Informed Evaluation of Text Analysis Tools
Angel Daza
Netherlands eScience Center
Ellie Smith
Vrije Universiteit Amsterdam
Antske Fokkens
Vrije Universiteit Amsterdam
In recent years, the field of Natural Language Processing (NLP) has witnessed accelerated and remarkable progress, yielding a multitude of promising tools designed for numerous text analysis tasks. These tools have been helpful for applications across disciplines and are being used by researchers to advance their own fields, one prominent case being Digital Humanities. However, the same rapid advancement of NLP has left the area with a weak spot regarding detailed and careful evaluation. In pursuit of performance improvements, NLP practitioners tend to focus too much on a handful of global metrics on specific benchmarks to assess the performance of their tools and publish raw numbers as the only source of information for potential users of a trained model. Having a more fine-grained assessment of tools becomes particularly important when researchers from other domains use the outcome of NLP tools for research in their own field: how can they know if the tools they are using can be trusted for their specific needs? Likewise, how can we, from the NLP community, ensure they have sufficient awareness to not blindly trust our tools?
We propose an evaluation methodology that takes into account both instance-level and aggregated comparisons of model outputs. By doing so, we can zoom into the strengths and weaknesses of different models, enabling well-informed decisions regarding the suitability of these models for actual use cases and spotting weaknesses and areas of improvement. We showcase the virtues of our method by focusing on a basic NLP task such as Named Entity Recognition (NER). We assume the scenario of a digital historian who wants to build and compare networks of people, places, and organizations. To achieve this, they must pick the best possible NER model for their corpus, which, in this case, comprises thousands of biographies written in Dutch between the 18th and the 21st centuries.
The proposed evaluation method can work with different span classification tasks and can be performed at the corpus, document, and sentence levels, with or without gold data.
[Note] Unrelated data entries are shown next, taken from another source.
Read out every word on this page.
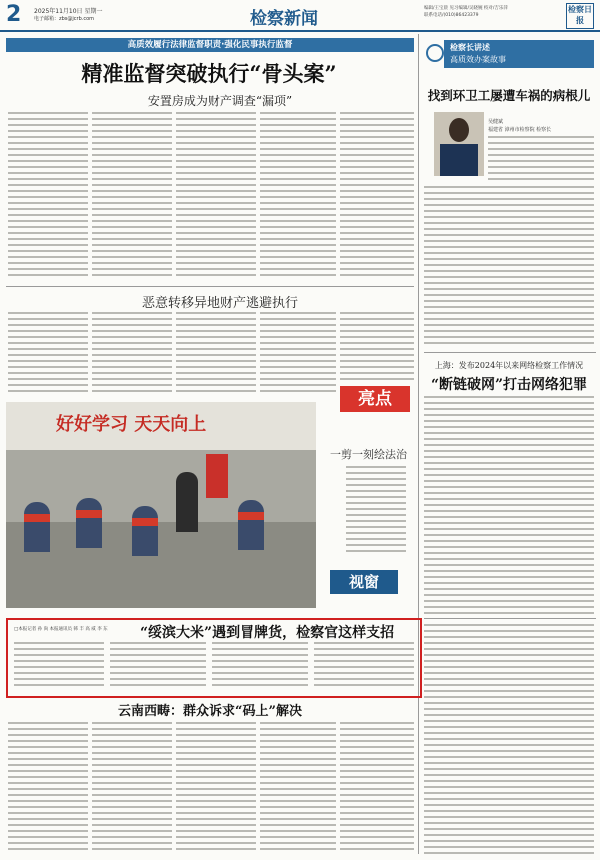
2 2025年11月10日 星期一
电子邮箱：zbs@jcrb.com	检察新闻
编辑/王宝晨 见习编辑/吴晓婉 校对/吉乐萍
联系电话/(010)86423379
检察日报
高质效履行法律监督职责·强化民事执行监督
精准监督突破执行“骨头案”
安置房成为财产调查“漏项”
恶意转移异地财产逃避执行
亮点
好好学习 天天向上
一剪一刻绘法治
视窗
“绥滨大米”遇到冒牌货，检察官这样支招
□本报记者 孙 尚 本报通讯员 韩 丰 高 威 李 东
云南西畴：群众诉求“码上”解决
检察长讲述
高质效办案故事
找到环卫工屡遭车祸的病根儿
吴健斌
福建省 漳州市检察院 检察长
上海：发布2024年以来网络检察工作情况
“断链破网”打击网络犯罪
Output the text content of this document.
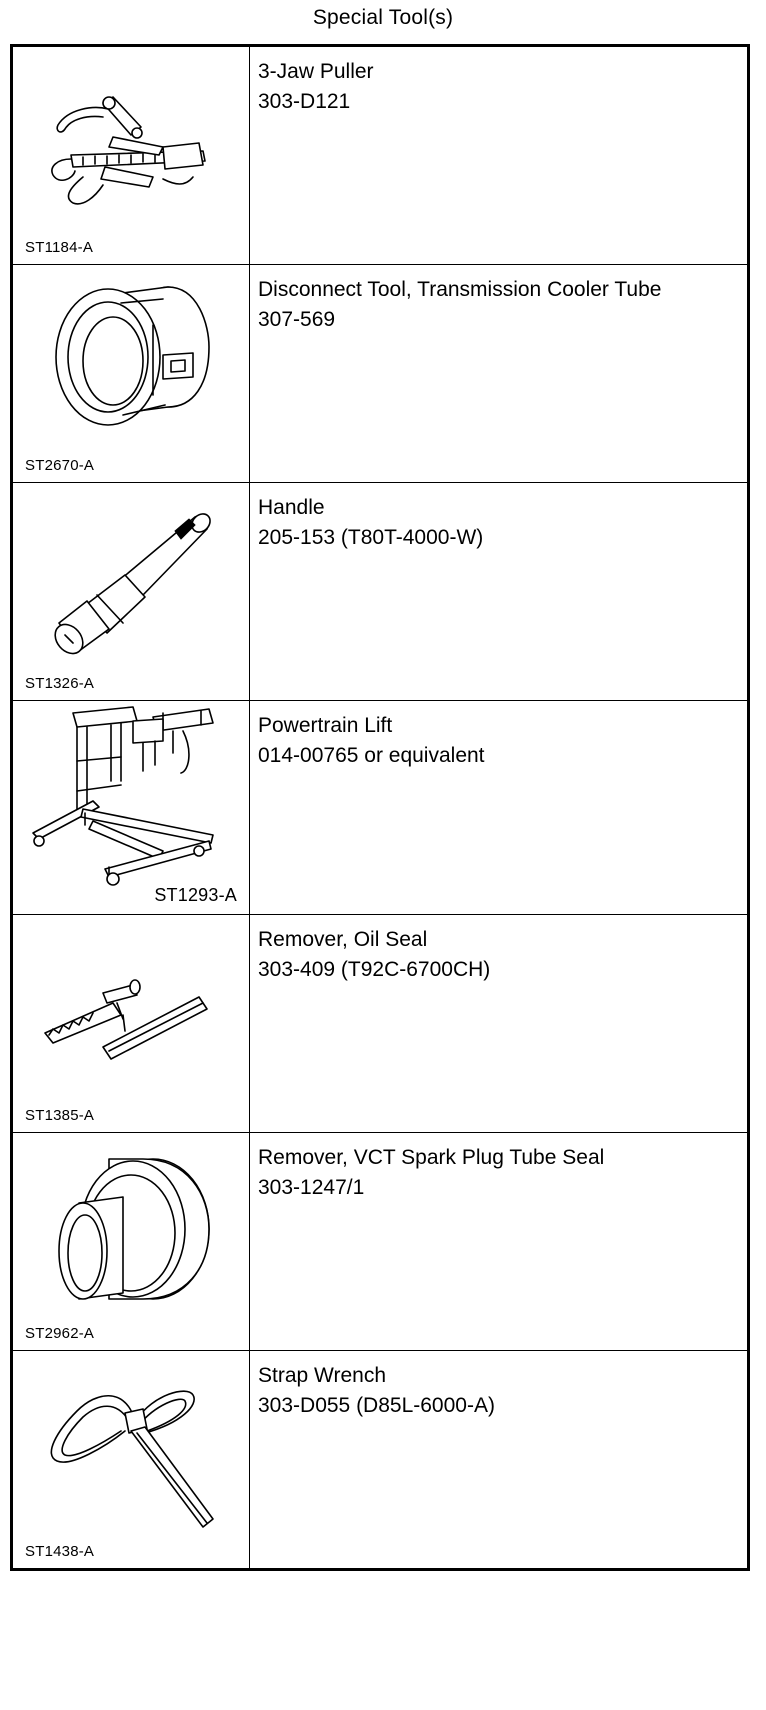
Special Tool(s)
ST1184-A	3-Jaw Puller
303-D121

ST2670-A	Disconnect Tool, Transmission Cooler Tube
307-569

ST1326-A	Handle
205-153 (T80T-4000-W)

ST1293-A	Powertrain Lift
014-00765 or equivalent

ST1385-A	Remover, Oil Seal
303-409 (T92C-6700CH)

ST2962-A	Remover, VCT Spark Plug Tube Seal
303-1247/1

ST1438-A	Strap Wrench
303-D055 (D85L-6000-A)
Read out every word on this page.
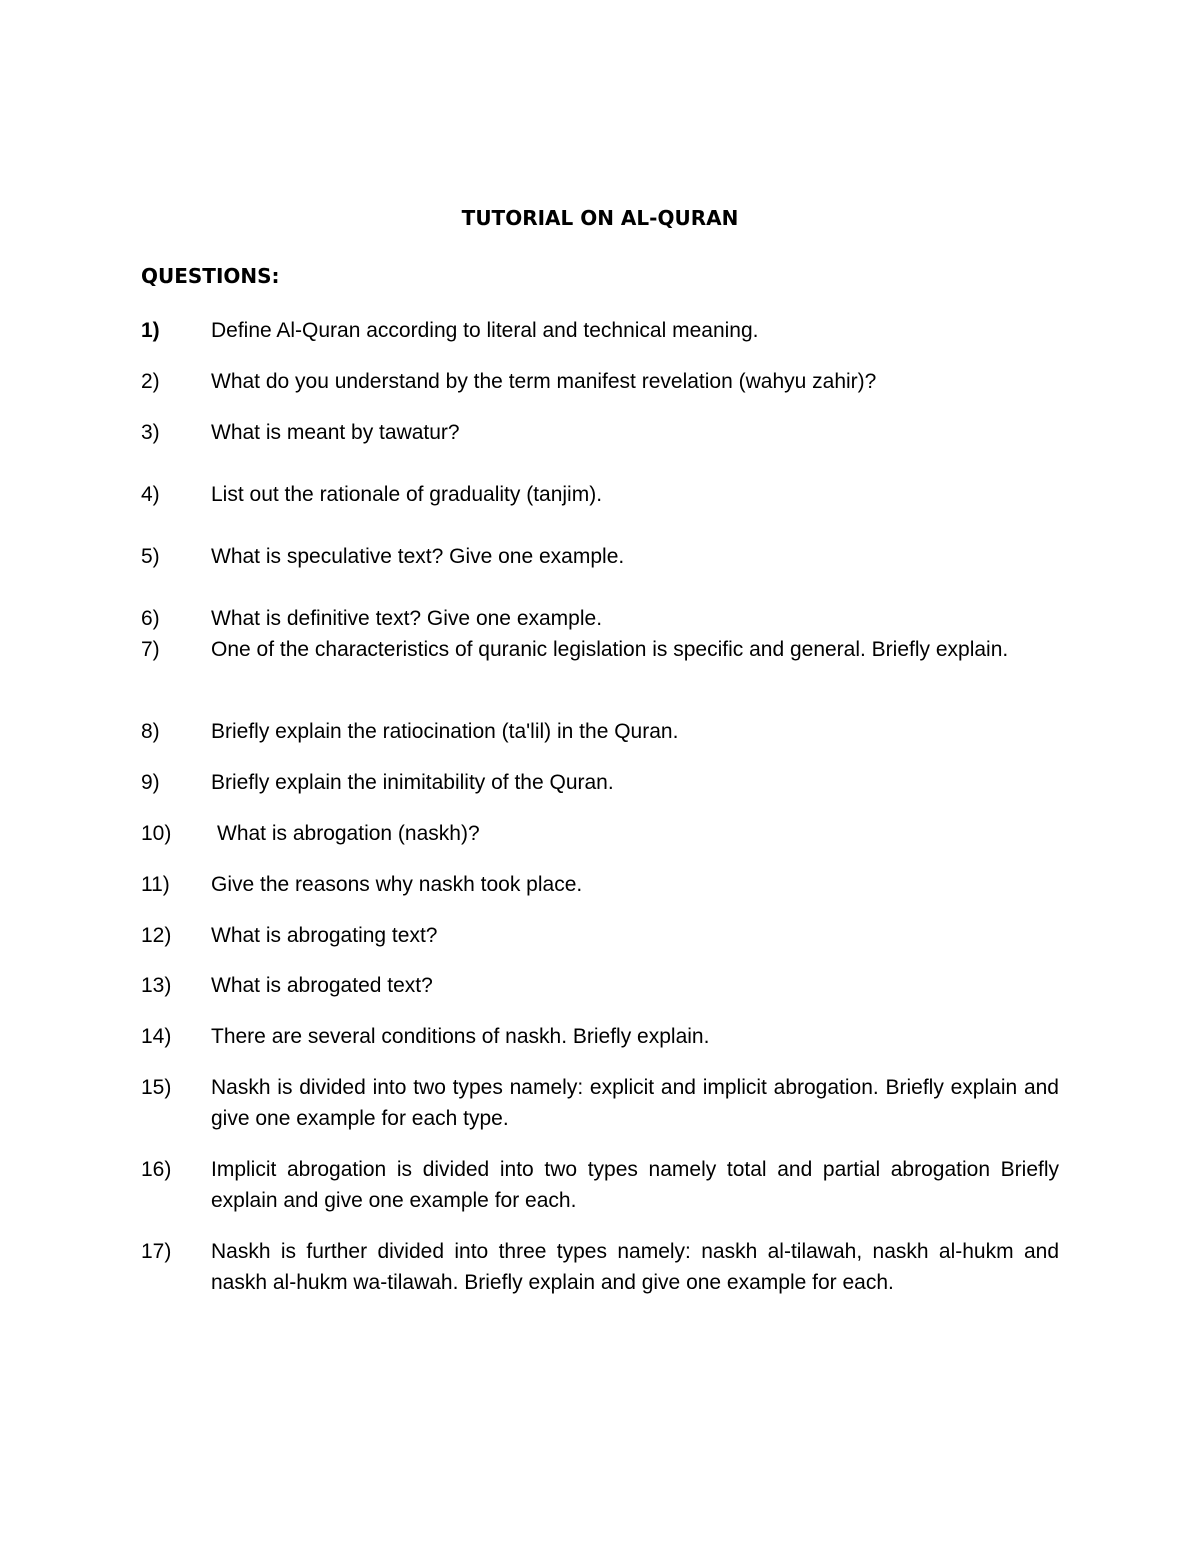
TUTORIAL ON AL-QURAN
QUESTIONS:
1)	Define Al-Quran according to literal and technical meaning.
2)	What do you understand by the term manifest revelation (wahyu zahir)?
3)	What is meant by tawatur?
4)	List out the rationale of graduality (tanjim).
5)	What is speculative text? Give one example.
6)	What is definitive text? Give one example.
7)	One of the characteristics of quranic legislation is specific and general. Briefly explain.
8)	Briefly explain the ratiocination (ta'lil) in the Quran.
9)	Briefly explain the inimitability of the Quran.
10)	What is abrogation (naskh)?
11)	Give the reasons why naskh took place.
12)	What is abrogating text?
13)	What is abrogated text?
14)	There are several conditions of naskh. Briefly explain.
15)	Naskh is divided into two types namely: explicit and implicit abrogation. Briefly explain and give one example for each type.
16)	Implicit abrogation is divided into two types namely total and partial abrogation Briefly explain and give one example for each.
17)	Naskh is further divided into three types namely: naskh al-tilawah, naskh al-hukm and naskh al-hukm wa-tilawah. Briefly explain and give one example for each.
We also release a tool for visual exploration that allows us to analyze the performance of documents of interest by picking them manually, based on search terms and metadata, or ranking the documents by order of difficulty or disagreement of models when labeling. Our use case is an example of how to make informed decisions and improve the outcomes of the original research question. We hope our proposal encourages the development of more methods that aid careful human evaluation and quality assessment to make more informed usage of automatic tools.